Sun Wei, Li Lexin
Department of Biostatistics, University of North Carolina, Chapel Hill, North Carolina 27599, USA.
Biometrics. 2012 Mar;68(1):12-22. doi: 10.1111/j.1541-0420.2011.01650.x. Epub 2011 Aug 12.
Despite recent flourish of proposals on variable selection, genome-wide multiple loci mapping remains to be challenging. The majority of existing variable selection methods impose a model, and often the homoscedastic linear model, prior to selection. However, the true association between the phenotypical trait and the genetic markers is rarely known a priori, and the presence of epistatic interactions makes the association more complex than a linear relation. Model-free variable selection offers a useful alternative in this context, but the fact that the number of markers p often far exceeds the number of experimental units n renders all the existing model-free solutions that require n > p inapplicable.
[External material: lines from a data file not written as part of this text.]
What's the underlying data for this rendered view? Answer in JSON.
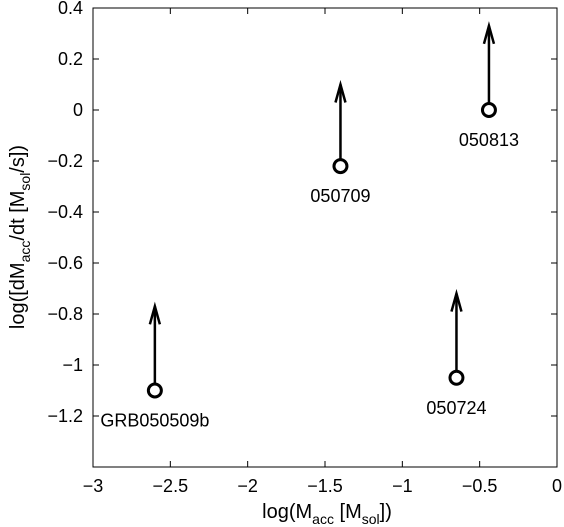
{
  "chart_data": {
    "type": "scatter",
    "xlim": [
      -3,
      0
    ],
    "ylim": [
      -1.4,
      0.4
    ],
    "xticks": [
      -3,
      -2.5,
      -2,
      -1.5,
      -1,
      -0.5,
      0
    ],
    "xtick_labels": [
      "−3",
      "−2.5",
      "−2",
      "−1.5",
      "−1",
      "−0.5",
      "0"
    ],
    "yticks": [
      0.4,
      0.2,
      0,
      -0.2,
      -0.4,
      -0.6,
      -0.8,
      -1,
      -1.2
    ],
    "ytick_labels": [
      "0.4",
      "0.2",
      "0",
      "−0.2",
      "−0.4",
      "−0.6",
      "−0.8",
      "−1",
      "−1.2"
    ],
    "grid": false,
    "xlabel": {
      "prefix": "log(M",
      "sub1": "acc",
      "middle": " [M",
      "sub2": "sol",
      "suffix": "])"
    },
    "ylabel": {
      "prefix": "log([dM",
      "sub1": "acc",
      "middle": "/dt [M",
      "sub2": "sol",
      "suffix": "/s])"
    },
    "points": [
      {
        "label": "GRB050509b",
        "x": -2.6,
        "y": -1.1,
        "arrow_tip_y": -0.77,
        "label_pos": "below"
      },
      {
        "label": "050709",
        "x": -1.4,
        "y": -0.22,
        "arrow_tip_y": 0.1,
        "label_pos": "below"
      },
      {
        "label": "050724",
        "x": -0.65,
        "y": -1.05,
        "arrow_tip_y": -0.72,
        "label_pos": "below"
      },
      {
        "label": "050813",
        "x": -0.44,
        "y": 0.0,
        "arrow_tip_y": 0.33,
        "label_pos": "below"
      }
    ],
    "marker": "open-circle",
    "annotation": "upward arrows (lower limits)",
    "color": "#000000"
  }
}
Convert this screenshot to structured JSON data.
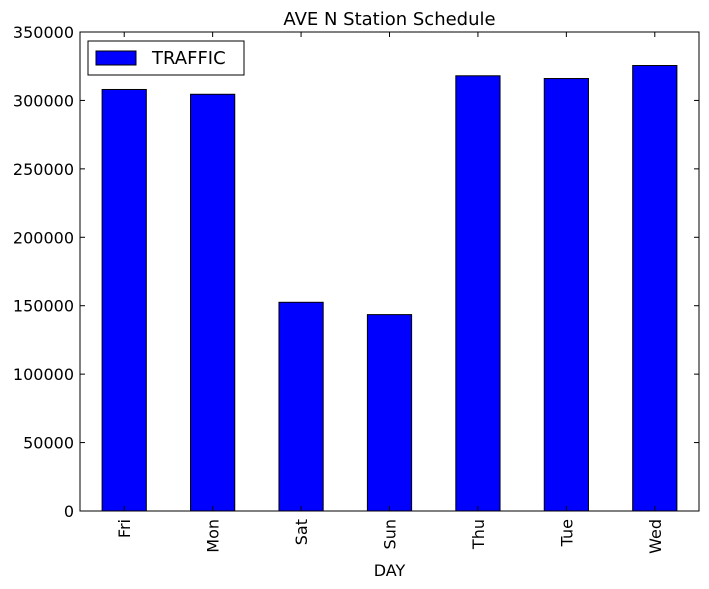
{
  "chart_data": {
    "type": "bar",
    "title": "AVE N Station Schedule",
    "xlabel": "DAY",
    "ylabel": "",
    "categories": [
      "Fri",
      "Mon",
      "Sat",
      "Sun",
      "Thu",
      "Tue",
      "Wed"
    ],
    "series": [
      {
        "name": "TRAFFIC",
        "color": "#0000ff",
        "values": [
          308000,
          304500,
          152500,
          143500,
          318000,
          316000,
          325500
        ]
      }
    ],
    "ylim": [
      0,
      350000
    ],
    "yticks": [
      0,
      50000,
      100000,
      150000,
      200000,
      250000,
      300000,
      350000
    ],
    "ytick_labels": [
      "0",
      "50000",
      "100000",
      "150000",
      "200000",
      "250000",
      "300000",
      "350000"
    ],
    "legend_position": "upper-left",
    "grid": false
  }
}
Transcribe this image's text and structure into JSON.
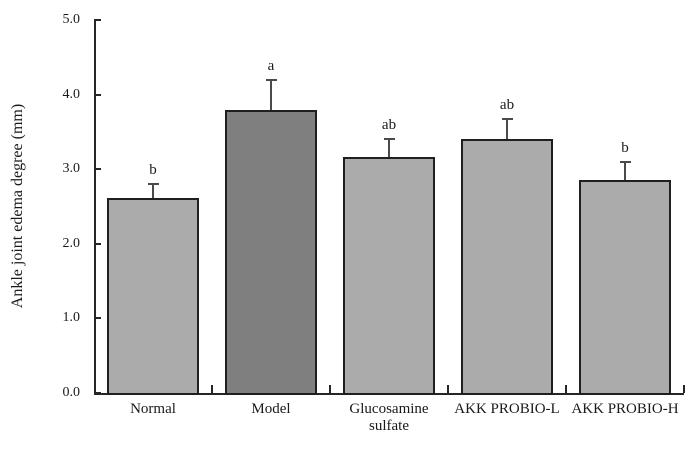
{
  "chart_data": {
    "type": "bar",
    "title": "",
    "xlabel": "",
    "ylabel": "Ankle joint edema degree (mm)",
    "ylim": [
      0,
      5
    ],
    "ytick_step": 1.0,
    "ytick_labels": [
      "0.0",
      "1.0",
      "2.0",
      "3.0",
      "4.0",
      "5.0"
    ],
    "grid": "off",
    "legend": "none",
    "categories": [
      "Normal",
      "Model",
      "Glucosamine sulfate",
      "AKK PROBIO-L",
      "AKK PROBIO-H"
    ],
    "category_label_lines": [
      [
        "Normal"
      ],
      [
        "Model"
      ],
      [
        "Glucosamine",
        "sulfate"
      ],
      [
        "AKK PROBIO-L"
      ],
      [
        "AKK PROBIO-H"
      ]
    ],
    "values": [
      2.61,
      3.79,
      3.16,
      3.4,
      2.85
    ],
    "error_bars": [
      0.19,
      0.4,
      0.24,
      0.27,
      0.25
    ],
    "significance_letters": [
      "b",
      "a",
      "ab",
      "ab",
      "b"
    ],
    "bar_colors": [
      "#ababab",
      "#7f7f7f",
      "#ababab",
      "#ababab",
      "#ababab"
    ],
    "bar_border_color": "#1f1f1f",
    "axis_color": "#262626",
    "error_bar_color": "#4a4a4a",
    "background_color": "#ffffff"
  }
}
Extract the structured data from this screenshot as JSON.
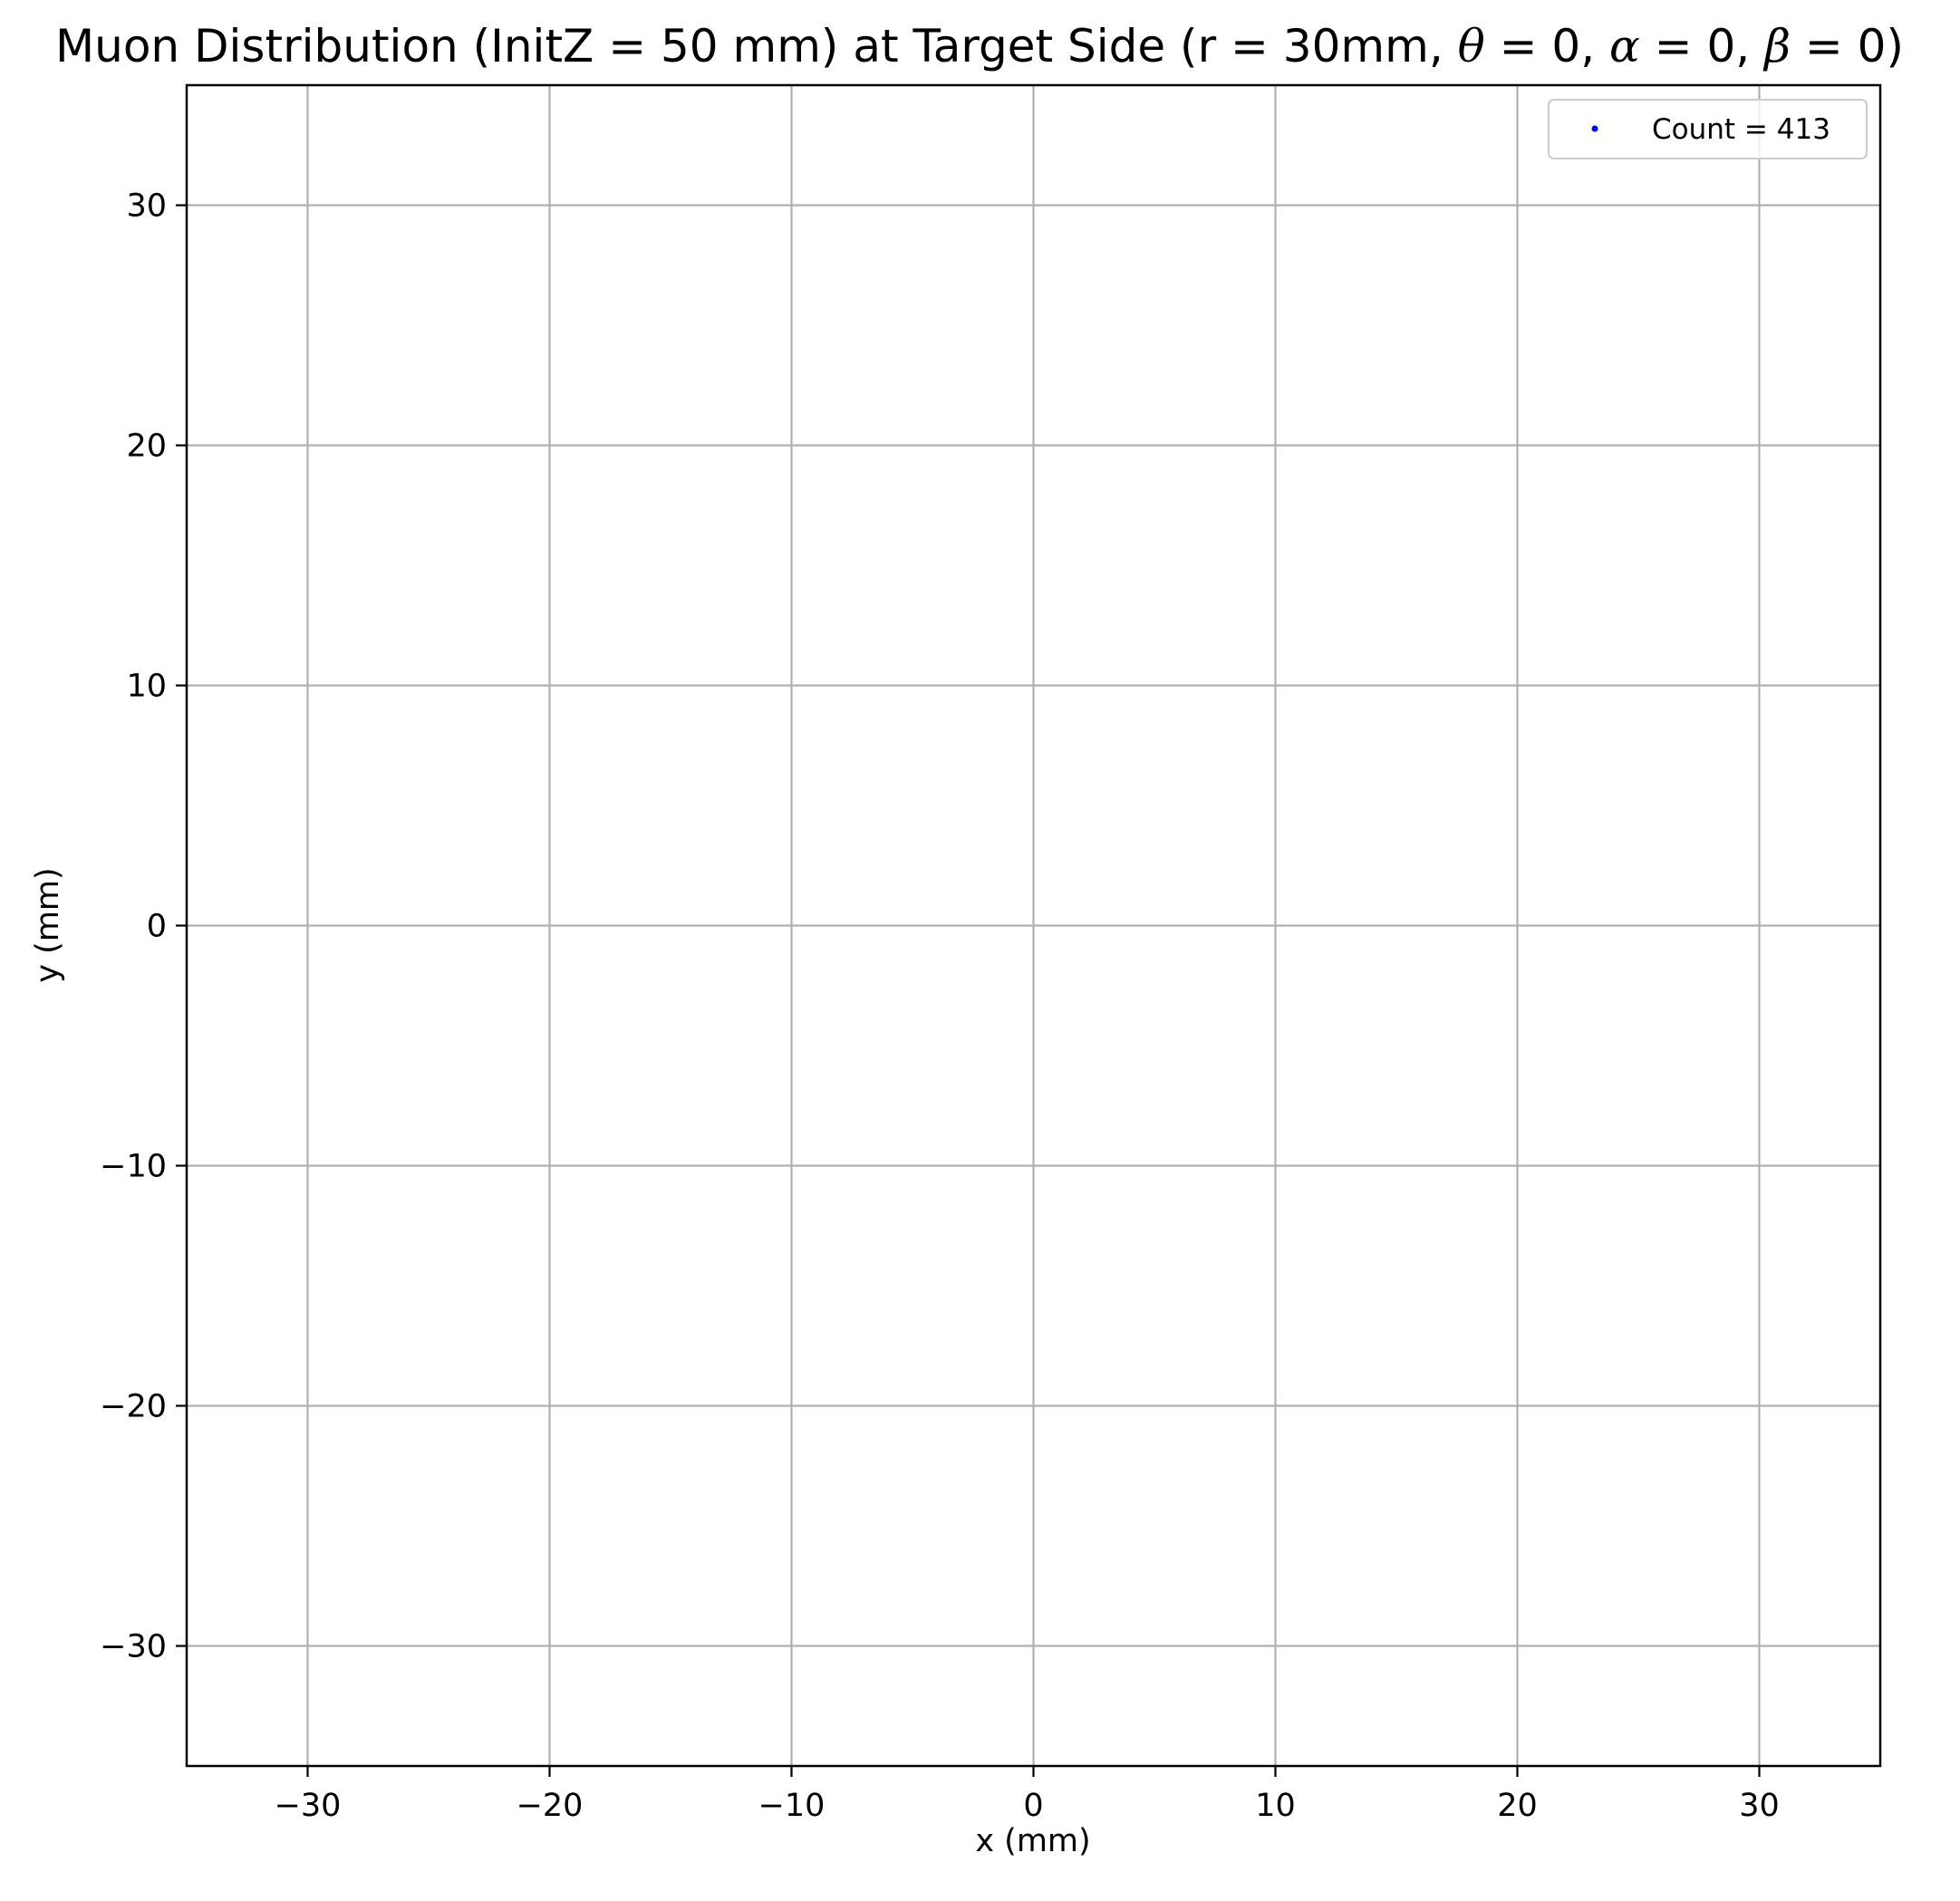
{
  "chart_data": {
    "type": "scatter",
    "title_parts": [
      {
        "text": "Muon Distribution (InitZ = 50 mm) at Target Side (r = 30mm, ",
        "math": false
      },
      {
        "text": "θ",
        "math": true
      },
      {
        "text": " = 0, ",
        "math": false
      },
      {
        "text": "α",
        "math": true
      },
      {
        "text": " = 0, ",
        "math": false
      },
      {
        "text": "β",
        "math": true
      },
      {
        "text": " = 0)",
        "math": false
      }
    ],
    "xlabel": "x (mm)",
    "ylabel": "y (mm)",
    "xlim": [
      -35,
      35
    ],
    "ylim": [
      -35,
      35
    ],
    "xticks": [
      -30,
      -20,
      -10,
      0,
      10,
      20,
      30
    ],
    "yticks": [
      -30,
      -20,
      -10,
      0,
      10,
      20,
      30
    ],
    "xtick_labels": [
      "−30",
      "−20",
      "−10",
      "0",
      "10",
      "20",
      "30"
    ],
    "ytick_labels": [
      "−30",
      "−20",
      "−10",
      "0",
      "10",
      "20",
      "30"
    ],
    "grid": true,
    "legend": {
      "position": "top-right",
      "entries": [
        {
          "label": "Count = 413",
          "color": "#0000ff"
        }
      ]
    },
    "series": [
      {
        "name": "Count = 413",
        "color": "#0000ff",
        "points": []
      }
    ],
    "colors": {
      "axes": "#000000",
      "grid": "#b0b0b0",
      "marker": "#0000ff",
      "background": "#ffffff"
    }
  }
}
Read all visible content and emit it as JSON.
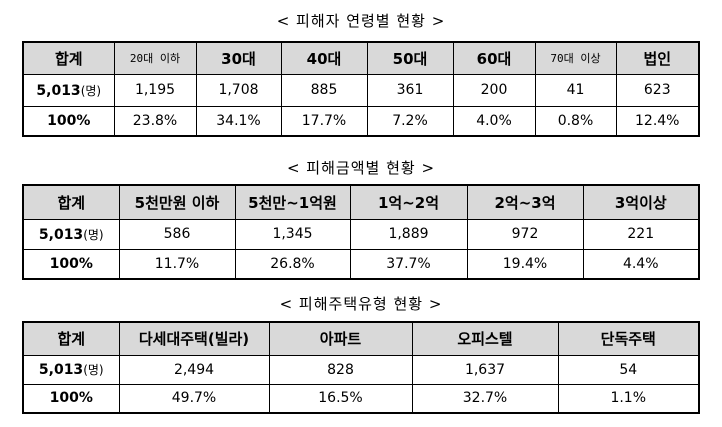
{
  "age": {
    "title": "< 피해자 연령별 현황 >",
    "headers": [
      "합계",
      "20대 이하",
      "30대",
      "40대",
      "50대",
      "60대",
      "70대 이상",
      "법인"
    ],
    "count_label": "5,013",
    "count_unit": "(명)",
    "counts": [
      "1,195",
      "1,708",
      "885",
      "361",
      "200",
      "41",
      "623"
    ],
    "pct_label": "100%",
    "pcts": [
      "23.8%",
      "34.1%",
      "17.7%",
      "7.2%",
      "4.0%",
      "0.8%",
      "12.4%"
    ]
  },
  "amount": {
    "title": "< 피해금액별 현황 >",
    "headers": [
      "합계",
      "5천만원 이하",
      "5천만~1억원",
      "1억~2억",
      "2억~3억",
      "3억이상"
    ],
    "count_label": "5,013",
    "count_unit": "(명)",
    "counts": [
      "586",
      "1,345",
      "1,889",
      "972",
      "221"
    ],
    "pct_label": "100%",
    "pcts": [
      "11.7%",
      "26.8%",
      "37.7%",
      "19.4%",
      "4.4%"
    ]
  },
  "housing": {
    "title": "< 피해주택유형 현황 >",
    "headers": [
      "합계",
      "다세대주택(빌라)",
      "아파트",
      "오피스텔",
      "단독주택"
    ],
    "count_label": "5,013",
    "count_unit": "(명)",
    "counts": [
      "2,494",
      "828",
      "1,637",
      "54"
    ],
    "pct_label": "100%",
    "pcts": [
      "49.7%",
      "16.5%",
      "32.7%",
      "1.1%"
    ]
  }
}
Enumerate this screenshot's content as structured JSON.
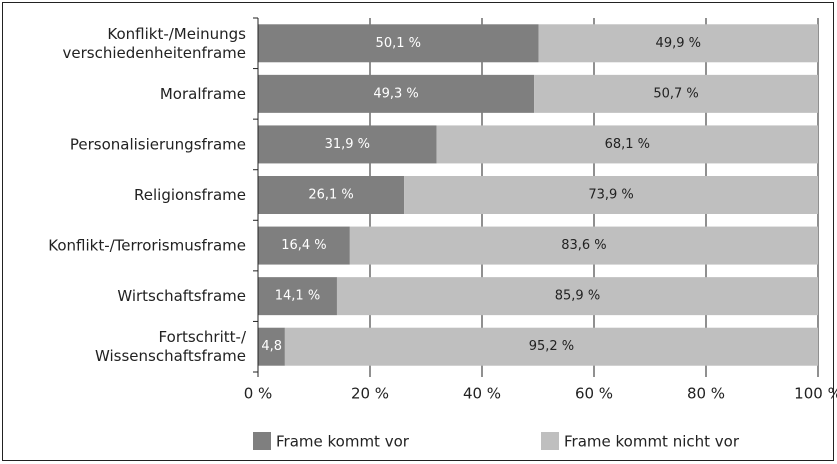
{
  "chart_data": {
    "type": "stacked-barh",
    "categories": [
      [
        "Konflikt-/Meinungs",
        "verschiedenheitenframe"
      ],
      [
        "Moralframe"
      ],
      [
        "Personalisierungsframe"
      ],
      [
        "Religionsframe"
      ],
      [
        "Konflikt-/Terrorismusframe"
      ],
      [
        "Wirtschaftsframe"
      ],
      [
        "Fortschritt-/",
        "Wissenschaftsframe"
      ]
    ],
    "series": [
      {
        "name": "Frame kommt vor",
        "color": "#7f7f7f",
        "label_color": "#ffffff",
        "values": [
          50.1,
          49.3,
          31.9,
          26.1,
          16.4,
          14.1,
          4.8
        ],
        "value_labels": [
          "50,1 %",
          "49,3 %",
          "31,9 %",
          "26,1 %",
          "16,4 %",
          "14,1 %",
          "4,8 %"
        ]
      },
      {
        "name": "Frame kommt nicht vor",
        "color": "#bfbfbf",
        "label_color": "#222222",
        "values": [
          49.9,
          50.7,
          68.1,
          73.9,
          83.6,
          85.9,
          95.2
        ],
        "value_labels": [
          "49,9 %",
          "50,7 %",
          "68,1 %",
          "73,9 %",
          "83,6 %",
          "85,9 %",
          "95,2 %"
        ]
      }
    ],
    "xlim": [
      0,
      100
    ],
    "xticks": [
      {
        "value": 0,
        "label": "0 %"
      },
      {
        "value": 20,
        "label": "20 %"
      },
      {
        "value": 40,
        "label": "40 %"
      },
      {
        "value": 60,
        "label": "60 %"
      },
      {
        "value": 80,
        "label": "80 %"
      },
      {
        "value": 100,
        "label": "100 %"
      }
    ],
    "grid": true,
    "legend": "bottom"
  }
}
In this article, we examine a number of model-free variable selection methods for small-n-large-p regressions in the context of genome-wide multiple loci mapping. We propose and advocate a multivariate group-wise adaptive penalization solution, which requires no model prespecification and thus works for complex trait-marker association, and handles one variable at a time so that works for n < p. Effectiveness of the new method is demonstrated through both intensive simulations and a comprehensive real data analysis across 6100 gene expression traits.
尽管最近关于变量选择的提议大量涌现,但全基因组多基因座定位仍然具有挑战性。大多数现有的变量选择方法在选择之前会强加一个模型,而且通常是同方差线性模型。然而,表型性状与遗传标记之间的真实关联很少能先验得知,并且上位性相互作用的存在使得这种关联比线性关系更为复杂。在这种情况下,无模型变量选择提供了一种有用的替代方法,但标记数量(p)往往远远超过实验单元数量(n)这一事实使得所有现有的要求(n > p)的无模型解决方案都不适用。在本文中,我们在全基因组多基因座定位的背景下研究了一些用于小(n)大(p)回归的无模型变量选择方法。我们提出并倡导一种多变量分组自适应惩罚解决方案,该方案不需要预先设定模型,因此适用于复杂的性状 - 标记关联,并且一次处理一个变量,从而适用于(n < p)的情况。通过大量模拟和对6100个基因表达性状的全面真实数据分析,证明了新方法的有效性。